The summit brought together nearly 150 seniors from the college’s feeder high schools, including Patrick Henry, Mission Bay, Clairemont, Point Loma and Mark Twain high schools, Jackie Robison Community School, the Kearny High School fourplex and the Mesa-based MET middle school.
Alex Macias, an eleventh-grader from Mission Bay High School, enjoyed the event to its fullest.
“The summit gets me motivated to achieve more in life. Going to college was always in the back of my mind…but now its moves to the front,” Macias said.
Macias goals are to earn a business degree and help his father in the family’s automobile repair business in Pacific Beach.
“I’m understanding the whole commitment to attend college and I hope to demonstrate what I have learned today in the near future,” said Hugo Vaquera, Mission Bay High School student.
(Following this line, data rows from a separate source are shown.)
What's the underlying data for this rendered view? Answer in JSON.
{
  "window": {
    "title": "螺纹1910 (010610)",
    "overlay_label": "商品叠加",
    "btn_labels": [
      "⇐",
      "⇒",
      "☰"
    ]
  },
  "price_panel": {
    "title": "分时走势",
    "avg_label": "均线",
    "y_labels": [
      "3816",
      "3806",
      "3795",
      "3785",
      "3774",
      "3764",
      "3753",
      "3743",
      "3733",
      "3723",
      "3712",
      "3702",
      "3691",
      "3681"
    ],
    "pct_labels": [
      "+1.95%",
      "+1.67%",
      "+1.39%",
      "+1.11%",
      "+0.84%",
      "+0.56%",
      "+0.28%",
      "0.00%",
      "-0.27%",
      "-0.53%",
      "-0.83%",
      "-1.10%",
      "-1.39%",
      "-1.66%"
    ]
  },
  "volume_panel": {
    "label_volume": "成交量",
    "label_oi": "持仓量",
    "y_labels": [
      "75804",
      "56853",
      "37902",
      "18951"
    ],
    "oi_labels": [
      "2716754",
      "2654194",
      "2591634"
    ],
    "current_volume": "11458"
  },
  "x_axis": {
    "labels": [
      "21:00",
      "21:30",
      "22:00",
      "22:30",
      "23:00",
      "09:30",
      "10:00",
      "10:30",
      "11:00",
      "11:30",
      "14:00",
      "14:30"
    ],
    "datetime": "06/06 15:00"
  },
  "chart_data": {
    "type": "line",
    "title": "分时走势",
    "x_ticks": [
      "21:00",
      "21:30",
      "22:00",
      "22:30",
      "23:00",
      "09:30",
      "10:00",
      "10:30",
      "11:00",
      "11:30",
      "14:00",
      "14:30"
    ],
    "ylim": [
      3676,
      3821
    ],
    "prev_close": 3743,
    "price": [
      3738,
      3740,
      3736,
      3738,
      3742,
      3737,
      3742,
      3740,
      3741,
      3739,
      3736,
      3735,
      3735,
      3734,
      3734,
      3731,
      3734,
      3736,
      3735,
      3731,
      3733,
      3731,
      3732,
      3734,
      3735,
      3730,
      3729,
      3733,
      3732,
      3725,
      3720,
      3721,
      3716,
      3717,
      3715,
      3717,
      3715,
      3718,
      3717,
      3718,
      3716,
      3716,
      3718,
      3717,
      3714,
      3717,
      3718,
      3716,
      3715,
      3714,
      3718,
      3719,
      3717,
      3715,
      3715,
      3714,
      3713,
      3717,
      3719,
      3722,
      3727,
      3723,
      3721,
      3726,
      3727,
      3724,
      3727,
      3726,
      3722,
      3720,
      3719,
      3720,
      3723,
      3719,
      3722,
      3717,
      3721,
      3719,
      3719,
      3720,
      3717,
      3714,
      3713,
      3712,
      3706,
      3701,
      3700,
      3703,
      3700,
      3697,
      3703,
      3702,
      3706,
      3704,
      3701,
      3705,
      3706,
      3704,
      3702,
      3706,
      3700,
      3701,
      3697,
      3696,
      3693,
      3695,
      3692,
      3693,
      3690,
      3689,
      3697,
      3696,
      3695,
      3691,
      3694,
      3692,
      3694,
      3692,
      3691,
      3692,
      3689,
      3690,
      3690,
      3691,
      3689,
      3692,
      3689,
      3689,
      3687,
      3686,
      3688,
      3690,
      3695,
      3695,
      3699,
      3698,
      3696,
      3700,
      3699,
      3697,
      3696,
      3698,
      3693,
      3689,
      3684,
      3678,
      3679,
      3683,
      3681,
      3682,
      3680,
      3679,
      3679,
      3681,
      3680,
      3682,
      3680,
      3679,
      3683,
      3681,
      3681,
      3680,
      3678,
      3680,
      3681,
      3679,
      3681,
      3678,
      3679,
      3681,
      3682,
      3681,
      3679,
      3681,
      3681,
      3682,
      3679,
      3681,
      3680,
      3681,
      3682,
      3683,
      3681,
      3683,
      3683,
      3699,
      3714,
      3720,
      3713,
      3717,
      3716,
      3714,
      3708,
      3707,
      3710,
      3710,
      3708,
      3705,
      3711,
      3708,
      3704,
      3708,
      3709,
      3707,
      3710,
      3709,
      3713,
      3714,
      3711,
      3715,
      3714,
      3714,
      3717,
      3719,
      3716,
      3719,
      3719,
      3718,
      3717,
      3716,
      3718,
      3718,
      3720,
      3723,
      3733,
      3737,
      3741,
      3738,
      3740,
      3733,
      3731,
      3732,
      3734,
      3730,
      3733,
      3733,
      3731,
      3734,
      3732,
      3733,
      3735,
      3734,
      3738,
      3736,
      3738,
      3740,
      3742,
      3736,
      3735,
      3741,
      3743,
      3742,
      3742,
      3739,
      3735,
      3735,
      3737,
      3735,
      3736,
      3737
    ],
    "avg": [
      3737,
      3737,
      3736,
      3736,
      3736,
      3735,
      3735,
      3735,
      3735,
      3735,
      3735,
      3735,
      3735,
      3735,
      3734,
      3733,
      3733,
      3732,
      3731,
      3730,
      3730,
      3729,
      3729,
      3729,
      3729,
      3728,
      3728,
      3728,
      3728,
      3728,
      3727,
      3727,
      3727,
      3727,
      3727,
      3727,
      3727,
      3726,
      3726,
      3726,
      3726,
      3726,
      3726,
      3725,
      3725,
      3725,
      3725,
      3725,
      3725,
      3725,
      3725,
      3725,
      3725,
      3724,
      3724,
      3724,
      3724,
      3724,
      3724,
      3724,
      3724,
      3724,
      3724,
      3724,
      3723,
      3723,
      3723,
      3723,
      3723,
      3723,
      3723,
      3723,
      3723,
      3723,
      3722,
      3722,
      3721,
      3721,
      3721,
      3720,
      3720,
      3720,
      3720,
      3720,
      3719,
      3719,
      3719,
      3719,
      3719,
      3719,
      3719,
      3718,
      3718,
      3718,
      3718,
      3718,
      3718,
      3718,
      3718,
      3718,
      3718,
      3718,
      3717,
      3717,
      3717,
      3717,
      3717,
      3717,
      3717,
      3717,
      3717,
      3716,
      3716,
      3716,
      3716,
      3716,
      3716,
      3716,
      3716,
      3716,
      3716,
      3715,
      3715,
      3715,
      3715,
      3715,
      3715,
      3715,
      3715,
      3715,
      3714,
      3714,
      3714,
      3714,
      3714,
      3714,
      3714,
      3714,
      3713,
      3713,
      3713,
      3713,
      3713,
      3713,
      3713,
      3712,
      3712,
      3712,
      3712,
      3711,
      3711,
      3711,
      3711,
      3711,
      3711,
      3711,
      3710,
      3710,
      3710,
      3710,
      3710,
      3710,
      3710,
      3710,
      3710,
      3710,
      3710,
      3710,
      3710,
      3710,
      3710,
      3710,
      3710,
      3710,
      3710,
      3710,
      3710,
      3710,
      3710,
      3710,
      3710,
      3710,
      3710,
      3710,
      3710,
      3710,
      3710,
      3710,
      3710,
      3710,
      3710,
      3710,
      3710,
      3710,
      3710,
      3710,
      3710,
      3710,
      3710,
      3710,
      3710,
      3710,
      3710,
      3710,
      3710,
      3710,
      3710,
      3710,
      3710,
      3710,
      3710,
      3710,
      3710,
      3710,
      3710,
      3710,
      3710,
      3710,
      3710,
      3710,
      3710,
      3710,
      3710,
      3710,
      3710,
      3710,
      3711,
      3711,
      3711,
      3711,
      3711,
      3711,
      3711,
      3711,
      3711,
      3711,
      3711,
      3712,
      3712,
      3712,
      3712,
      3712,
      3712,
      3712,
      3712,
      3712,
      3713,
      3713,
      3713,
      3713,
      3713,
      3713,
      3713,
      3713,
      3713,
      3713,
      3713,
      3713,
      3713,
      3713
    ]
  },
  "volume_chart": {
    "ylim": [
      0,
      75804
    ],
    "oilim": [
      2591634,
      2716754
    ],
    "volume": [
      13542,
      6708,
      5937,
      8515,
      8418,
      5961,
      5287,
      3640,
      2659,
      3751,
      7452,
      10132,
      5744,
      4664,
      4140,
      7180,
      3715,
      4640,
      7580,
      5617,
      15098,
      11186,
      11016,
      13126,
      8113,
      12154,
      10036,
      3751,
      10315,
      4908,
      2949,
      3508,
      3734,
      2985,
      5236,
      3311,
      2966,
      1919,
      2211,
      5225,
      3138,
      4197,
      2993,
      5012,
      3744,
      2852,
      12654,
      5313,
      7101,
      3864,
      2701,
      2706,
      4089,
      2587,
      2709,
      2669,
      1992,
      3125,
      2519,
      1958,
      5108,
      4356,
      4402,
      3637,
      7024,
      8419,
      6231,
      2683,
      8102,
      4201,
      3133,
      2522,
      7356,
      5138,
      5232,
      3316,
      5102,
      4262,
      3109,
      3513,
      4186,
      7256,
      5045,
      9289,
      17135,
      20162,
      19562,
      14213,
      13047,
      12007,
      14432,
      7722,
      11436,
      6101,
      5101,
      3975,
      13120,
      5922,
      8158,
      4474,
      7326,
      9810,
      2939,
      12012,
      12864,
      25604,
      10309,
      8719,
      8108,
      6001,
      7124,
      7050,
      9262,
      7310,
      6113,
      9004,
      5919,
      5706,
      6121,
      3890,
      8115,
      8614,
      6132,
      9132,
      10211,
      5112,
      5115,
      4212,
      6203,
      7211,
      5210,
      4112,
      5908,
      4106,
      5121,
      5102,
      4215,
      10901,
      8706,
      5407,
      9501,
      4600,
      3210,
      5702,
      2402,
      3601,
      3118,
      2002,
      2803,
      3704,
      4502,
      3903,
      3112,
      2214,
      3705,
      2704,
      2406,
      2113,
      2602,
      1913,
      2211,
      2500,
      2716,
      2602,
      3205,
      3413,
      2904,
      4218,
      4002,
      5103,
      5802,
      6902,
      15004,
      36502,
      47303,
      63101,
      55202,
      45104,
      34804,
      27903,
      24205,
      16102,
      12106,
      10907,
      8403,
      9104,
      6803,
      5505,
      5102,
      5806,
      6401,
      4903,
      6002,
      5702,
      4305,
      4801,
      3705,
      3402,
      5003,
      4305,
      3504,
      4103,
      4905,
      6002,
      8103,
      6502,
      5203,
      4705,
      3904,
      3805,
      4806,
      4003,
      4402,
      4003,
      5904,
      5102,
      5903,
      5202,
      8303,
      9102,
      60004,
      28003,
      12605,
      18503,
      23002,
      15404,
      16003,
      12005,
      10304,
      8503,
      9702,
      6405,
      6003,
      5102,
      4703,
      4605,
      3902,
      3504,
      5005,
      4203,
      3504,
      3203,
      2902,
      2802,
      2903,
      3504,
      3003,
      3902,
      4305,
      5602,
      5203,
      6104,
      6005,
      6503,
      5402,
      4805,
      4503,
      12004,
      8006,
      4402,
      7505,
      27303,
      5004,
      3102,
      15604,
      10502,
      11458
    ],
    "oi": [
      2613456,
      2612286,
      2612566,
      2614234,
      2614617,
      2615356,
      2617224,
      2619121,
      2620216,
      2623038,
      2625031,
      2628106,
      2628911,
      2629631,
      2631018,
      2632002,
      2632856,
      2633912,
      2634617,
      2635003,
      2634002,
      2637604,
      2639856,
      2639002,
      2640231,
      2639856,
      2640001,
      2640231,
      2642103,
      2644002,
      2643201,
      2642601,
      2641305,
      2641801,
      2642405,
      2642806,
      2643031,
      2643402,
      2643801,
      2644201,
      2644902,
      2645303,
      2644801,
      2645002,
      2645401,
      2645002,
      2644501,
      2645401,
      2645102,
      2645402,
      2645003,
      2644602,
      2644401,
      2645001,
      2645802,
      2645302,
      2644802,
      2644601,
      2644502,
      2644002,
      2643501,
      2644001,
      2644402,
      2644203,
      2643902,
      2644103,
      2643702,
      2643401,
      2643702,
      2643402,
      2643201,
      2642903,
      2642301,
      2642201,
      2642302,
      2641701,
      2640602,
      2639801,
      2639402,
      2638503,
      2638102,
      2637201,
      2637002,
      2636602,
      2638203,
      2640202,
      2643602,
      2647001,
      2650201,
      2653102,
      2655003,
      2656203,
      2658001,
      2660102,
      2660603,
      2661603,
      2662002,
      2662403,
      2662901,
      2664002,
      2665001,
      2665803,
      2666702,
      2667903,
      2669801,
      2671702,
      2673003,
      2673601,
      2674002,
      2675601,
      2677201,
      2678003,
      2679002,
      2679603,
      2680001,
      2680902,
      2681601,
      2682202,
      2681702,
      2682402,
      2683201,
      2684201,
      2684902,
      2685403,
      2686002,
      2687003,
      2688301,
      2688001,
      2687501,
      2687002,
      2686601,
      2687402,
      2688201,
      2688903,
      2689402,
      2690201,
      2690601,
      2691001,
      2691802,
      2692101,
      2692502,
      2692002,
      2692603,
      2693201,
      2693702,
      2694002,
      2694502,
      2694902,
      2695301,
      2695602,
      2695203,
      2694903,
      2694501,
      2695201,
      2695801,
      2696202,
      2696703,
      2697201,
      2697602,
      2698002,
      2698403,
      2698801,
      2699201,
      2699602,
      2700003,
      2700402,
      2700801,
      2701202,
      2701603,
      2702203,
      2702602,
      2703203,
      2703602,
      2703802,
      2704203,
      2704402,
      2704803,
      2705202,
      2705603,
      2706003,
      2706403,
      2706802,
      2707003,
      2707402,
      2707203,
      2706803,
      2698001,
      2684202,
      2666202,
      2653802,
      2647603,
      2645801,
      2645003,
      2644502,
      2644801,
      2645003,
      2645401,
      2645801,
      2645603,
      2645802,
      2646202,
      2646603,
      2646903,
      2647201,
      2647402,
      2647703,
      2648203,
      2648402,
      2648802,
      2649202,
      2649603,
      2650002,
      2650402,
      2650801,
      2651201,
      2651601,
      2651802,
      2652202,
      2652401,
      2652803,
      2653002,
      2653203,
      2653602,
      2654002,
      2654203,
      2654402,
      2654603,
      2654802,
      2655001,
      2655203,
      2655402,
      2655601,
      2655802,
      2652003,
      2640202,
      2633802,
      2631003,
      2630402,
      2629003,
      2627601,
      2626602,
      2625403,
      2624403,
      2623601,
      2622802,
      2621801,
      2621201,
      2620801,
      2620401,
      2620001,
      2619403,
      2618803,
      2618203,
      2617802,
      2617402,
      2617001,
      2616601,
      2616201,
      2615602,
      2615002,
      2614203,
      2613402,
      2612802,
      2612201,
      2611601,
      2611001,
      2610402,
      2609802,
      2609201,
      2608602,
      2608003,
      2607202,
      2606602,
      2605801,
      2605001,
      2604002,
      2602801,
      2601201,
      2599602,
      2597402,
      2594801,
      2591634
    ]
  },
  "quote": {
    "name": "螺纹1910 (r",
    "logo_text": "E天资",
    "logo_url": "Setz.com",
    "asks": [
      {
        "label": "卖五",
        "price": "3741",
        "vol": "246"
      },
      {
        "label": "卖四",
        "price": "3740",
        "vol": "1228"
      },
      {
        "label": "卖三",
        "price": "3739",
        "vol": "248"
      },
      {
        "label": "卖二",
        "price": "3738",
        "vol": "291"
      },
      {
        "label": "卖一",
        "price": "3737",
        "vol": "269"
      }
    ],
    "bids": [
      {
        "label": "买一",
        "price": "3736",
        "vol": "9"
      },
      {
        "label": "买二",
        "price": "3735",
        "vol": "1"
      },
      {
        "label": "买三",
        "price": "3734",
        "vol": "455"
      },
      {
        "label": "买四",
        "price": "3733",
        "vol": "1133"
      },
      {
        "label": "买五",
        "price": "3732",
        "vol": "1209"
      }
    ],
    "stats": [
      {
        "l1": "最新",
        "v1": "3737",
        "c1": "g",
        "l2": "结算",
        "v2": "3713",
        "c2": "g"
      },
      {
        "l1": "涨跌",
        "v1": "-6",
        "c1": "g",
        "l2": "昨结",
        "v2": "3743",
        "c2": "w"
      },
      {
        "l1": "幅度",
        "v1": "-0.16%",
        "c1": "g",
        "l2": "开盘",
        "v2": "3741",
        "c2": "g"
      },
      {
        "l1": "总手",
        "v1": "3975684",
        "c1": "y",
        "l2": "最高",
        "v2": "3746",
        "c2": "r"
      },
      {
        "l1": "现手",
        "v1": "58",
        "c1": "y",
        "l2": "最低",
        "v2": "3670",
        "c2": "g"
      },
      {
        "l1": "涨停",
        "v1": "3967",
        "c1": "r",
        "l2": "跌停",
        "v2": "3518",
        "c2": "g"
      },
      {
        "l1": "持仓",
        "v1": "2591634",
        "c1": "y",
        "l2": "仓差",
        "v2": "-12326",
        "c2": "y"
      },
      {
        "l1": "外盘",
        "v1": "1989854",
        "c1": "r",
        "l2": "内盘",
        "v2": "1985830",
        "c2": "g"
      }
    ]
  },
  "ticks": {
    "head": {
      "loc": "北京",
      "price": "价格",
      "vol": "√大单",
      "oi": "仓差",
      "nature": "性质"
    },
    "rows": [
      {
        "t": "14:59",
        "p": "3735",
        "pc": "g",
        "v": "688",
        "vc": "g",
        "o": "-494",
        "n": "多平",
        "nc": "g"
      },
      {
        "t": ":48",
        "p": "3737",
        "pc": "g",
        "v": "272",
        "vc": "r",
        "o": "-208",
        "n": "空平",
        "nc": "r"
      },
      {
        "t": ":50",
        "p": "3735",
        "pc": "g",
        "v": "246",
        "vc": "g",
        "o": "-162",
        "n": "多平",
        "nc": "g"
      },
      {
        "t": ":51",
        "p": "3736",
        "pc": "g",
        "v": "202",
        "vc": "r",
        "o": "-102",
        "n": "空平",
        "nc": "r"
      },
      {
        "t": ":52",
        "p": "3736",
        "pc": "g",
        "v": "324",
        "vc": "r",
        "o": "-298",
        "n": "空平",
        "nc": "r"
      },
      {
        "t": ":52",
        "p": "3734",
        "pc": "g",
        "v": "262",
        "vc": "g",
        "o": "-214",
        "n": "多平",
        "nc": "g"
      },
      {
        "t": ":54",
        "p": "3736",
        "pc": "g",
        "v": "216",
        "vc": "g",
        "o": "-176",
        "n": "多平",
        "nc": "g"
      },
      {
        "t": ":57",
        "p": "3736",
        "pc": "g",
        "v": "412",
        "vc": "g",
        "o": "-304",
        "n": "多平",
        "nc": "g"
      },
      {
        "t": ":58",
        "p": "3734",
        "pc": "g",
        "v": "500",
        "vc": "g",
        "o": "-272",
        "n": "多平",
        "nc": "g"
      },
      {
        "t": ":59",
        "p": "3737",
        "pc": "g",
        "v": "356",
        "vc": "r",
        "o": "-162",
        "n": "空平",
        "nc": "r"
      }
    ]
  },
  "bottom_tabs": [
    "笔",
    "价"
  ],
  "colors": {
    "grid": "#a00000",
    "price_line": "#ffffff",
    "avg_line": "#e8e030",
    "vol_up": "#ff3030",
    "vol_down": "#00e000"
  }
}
The summit was organized by the Mesa College Matriculation and Student Services Department as a direct response to the startlingly low success rate of African-American and Latino males in post-high school life. The number of African American boys who said they hated school rose 71% between 1980 and 2001. African American and Latino males have a higher rate of not completing high school, and incarceration. The numbers show that fewer seek post-secondary education, and those that do have a higher fail rate.
“Young African-American and Latino males are falling behind in almost every measure compared to other ethnic groups,” said Joi Blake, Dean of Matriculation and Student Services.
The keynote speaker of the summit was Doug Luffborough, Executive Director of the Turning the Hearts Center Program in San Diego. Luffborough overcame a speech impediment early in childhood, and gang involvement as a teenager, to graduate from three academic institutions, Northeastern University, Harvard University and Stanford University.
He reminded the audience that you must become a ladder holder in life before you can climb the ladder of success. He declared all the students that attended the summit were college eligible and full attendance as a group to institutions of higher learning would deem this summit as a success.